A visit to Med Onc always ends up with prescriptions for all kinds of stuff, of course,
and this week was no different.
However, what was
different this time was a little difficulty arising from a small mistake
several months ago. I’d ordered up the
full set of half a dozen items quarterly from my local doctor. He mistook my vague
requirement for three Colecalciferol capsules a quarter and ordered up only
two—which would be the correct dose for an Eclasta infusion which he assumed I
would be having.
When I picked up the prescription and found I was one short, I contacted the pharmacy. They were sorry, but no, they could only provide exactly what was on the
prescription. Certainly they couldn’t slip me another capsule.
I smoothed over
the problem by ordering subsequent quarterly prescriptions somewhat earlier
than I needed them so I would get access to this one capsule in time to take it
on the proper day of the coming quarter. The system doesn’t seem to notice that
I am getting several hundred dollars’ worth of medications somewhat ahead of when
they are going to be used—at the end of this month I will have in my possession
two Zoladex implants at around $500 each...
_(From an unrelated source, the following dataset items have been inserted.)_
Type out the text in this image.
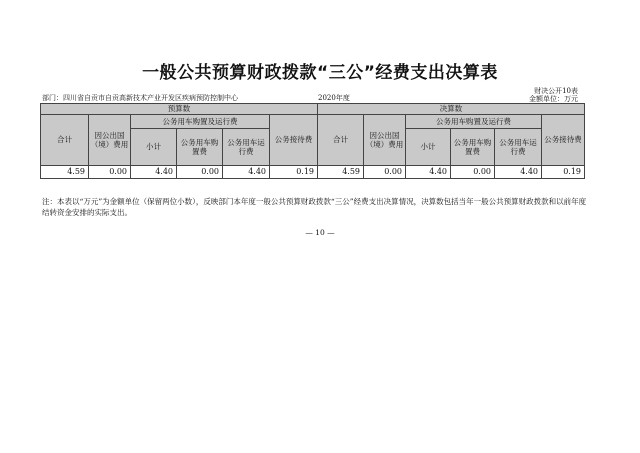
一般公共预算财政拨款“三公”经费支出决算表
财决公开10表
部门：四川省自贡市自贡高新技术产业开发区疾病预防控制中心	2020年度	金额单位：万元
预算数						决算数					
合计	因公出国（境）费用	公务用车购置及运行费			公务接待费	合计	因公出国（境）费用	公务用车购置及运行费			公务接待费
		小计	公务用车购置费	公务用车运行费				小计	公务用车购置费	公务用车运行费	
4.59	0.00	4.40	0.00	4.40	0.19	4.59	0.00	4.40	0.00	4.40	0.19
注：本表以“万元”为金额单位（保留两位小数），反映部门本年度一般公共预算财政拨款“三公”经费支出决算情况，决算数包括当年一般公共预算财政拨款和以前年度结转资金安排的实际支出。
— 10 —
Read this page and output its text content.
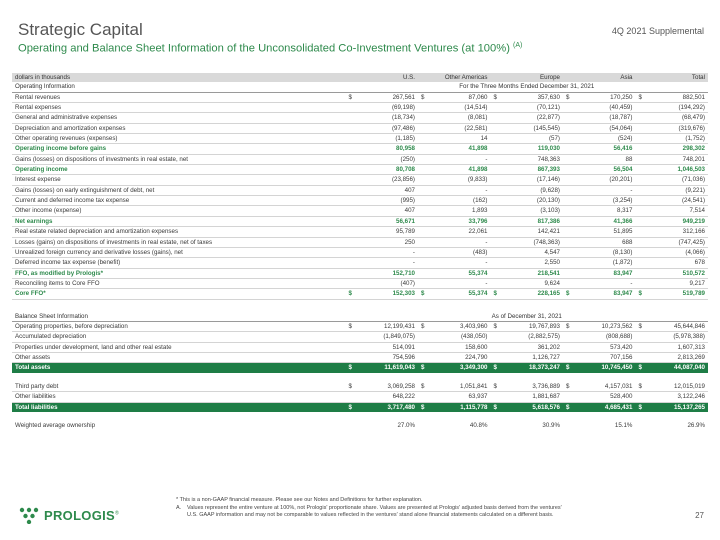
Strategic Capital
Operating and Balance Sheet Information of the Unconsolidated Co-Investment Ventures (at 100%) $^{(A)}$
4Q 2021 Supplemental
dollars in thousands		U.S.		Other Americas		Europe		Asia		Total
Operating Information	For the Three Months Ended December 31, 2021									
Rental revenues	$	267,561	$	87,060	$	357,630	$	170,250	$	882,501
Rental expenses		(69,198)		(14,514)		(70,121)		(40,459)		(194,292)
General and administrative expenses		(18,734)		(8,081)		(22,877)		(18,787)		(68,479)
Depreciation and amortization expenses		(97,486)		(22,581)		(145,545)		(54,064)		(319,676)
Other operating revenues (expenses)		(1,185)		14		(57)		(524)		(1,752)
Operating income before gains		80,958		41,898		119,030		56,416		298,302
Gains (losses) on dispositions of investments in real estate, net		(250)		-		748,363		88		748,201
Operating income		80,708		41,898		867,393		56,504		1,046,503
Interest expense		(23,856)		(9,833)		(17,146)		(20,201)		(71,036)
Gains (losses) on early extinguishment of debt, net		407		-		(9,628)		-		(9,221)
Current and deferred income tax expense		(995)		(162)		(20,130)		(3,254)		(24,541)
Other income (expense)		407		1,893		(3,103)		8,317		7,514
Net earnings		56,671		33,796		817,386		41,366		949,219
Real estate related depreciation and amortization expenses		95,789		22,061		142,421		51,895		312,166
Losses (gains) on dispositions of investments in real estate, net of taxes		250		-		(748,363)		688		(747,425)
Unrealized foreign currency and derivative losses (gains), net		-		(483)		4,547		(8,130)		(4,066)
Deferred income tax expense (benefit)		-		-		2,550		(1,872)		678
FFO, as modified by Prologis*		152,710		55,374		218,541		83,947		510,572
Reconciling items to Core FFO		(407)		-		9,624		-		9,217
Core FFO*	$	152,303	$	55,374	$	228,165	$	83,947	$	519,789

Balance Sheet Information	As of December 31, 2021									
Operating properties, before depreciation	$	12,199,431	$	3,403,960	$	19,767,893	$	10,273,562	$	45,644,846
Accumulated depreciation		(1,849,075)		(438,050)		(2,882,575)		(808,688)		(5,978,388)
Properties under development, land and other real estate		514,091		158,600		361,202		573,420		1,607,313
Other assets		754,596		224,790		1,126,727		707,156		2,813,269
Total assets	$	11,619,043	$	3,349,300	$	18,373,247	$	10,745,450	$	44,087,040

Third party debt	$	3,069,258	$	1,051,841	$	3,736,889	$	4,157,031	$	12,015,019
Other liabilities		648,222		63,937		1,881,687		528,400		3,122,246
Total liabilities	$	3,717,480	$	1,115,778	$	5,618,576	$	4,685,431	$	15,137,265

Weighted average ownership		27.0%		40.8%		30.9%		15.1%		26.9%
* This is a non-GAAP financial measure. Please see our Notes and Definitions for further explanation.
A. Values represent the entire venture at 100%, not Prologis' proportionate share. Values are presented at Prologis' adjusted basis derived from the ventures'
U.S. GAAP information and may not be comparable to values reflected in the ventures' stand alone financial statements calculated on a different basis.
PROLOGIS®	27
This week, to tidy all this up,
my consultant prescribed four Colecalciferol, to enable me to catch up. But
this morning I find only three capsules are in the container. Lengthy phone
discussions with two people at the pharmacy have made it clear that this time they would
be breaking the law if they filled the prescription exactly as the consultant wrote
it. They can only issue three because the instructions were to take one each
month. And they can only issue three months at a time.
So I asked if I
could buy one capsule to make up the deficiency. No, they can’t sell
prescription drugs—that’s against the law as well—but they could sell me a pack
of 60 regular Vitamin D that were not as strong—for around $15. A sledgehammer
to crack a nut, I thought.
“Just get your doctor
to write another prescription for three”, they said. Well my friendly GP would want
$15 to write that and $5 to fax it to the chemist who would also charge the
standard prescription part-charge of $5 when I pick it up. Not much of a deal,
I thought.
How much are the
darn capsules, I asked. They thought they were being refunded $15 for three. Actually,
having extracted 120 pages of personal information from some eight systems
linked to my National Health Index number—through some technical Right to Personal
Information or something—I find that Colecalciferol capsules are being costed out on my
records at a mere $1.01 each.
But I can’t give
anyone a dollar to get one just to straighten this mess out. So I will carry on
ordering the whole suite of stuff ahead of time just for the sake of having one
capsule on the 6th of each month. And some time I’ll ask my Consultant for a separate prescription for just one Colecalciferol to bring
everything up to date. That much cost will be on the generous public health budget
but I will still have to pay the pharmacy part-charge of $5 when I fill the
prescription. And I wouldn’t be surprised if the pharmacy didn’t make it up to
two or three capsules because they couldn’t figure out what I would do with just
one.
Somewhere in all
this I think there must be the makings of a pretty good comedy script. But I
wouldn’t write it because however much I am amused by its eccentricities I am grateful
for the large amount of public funding that is keeping me going from day to day.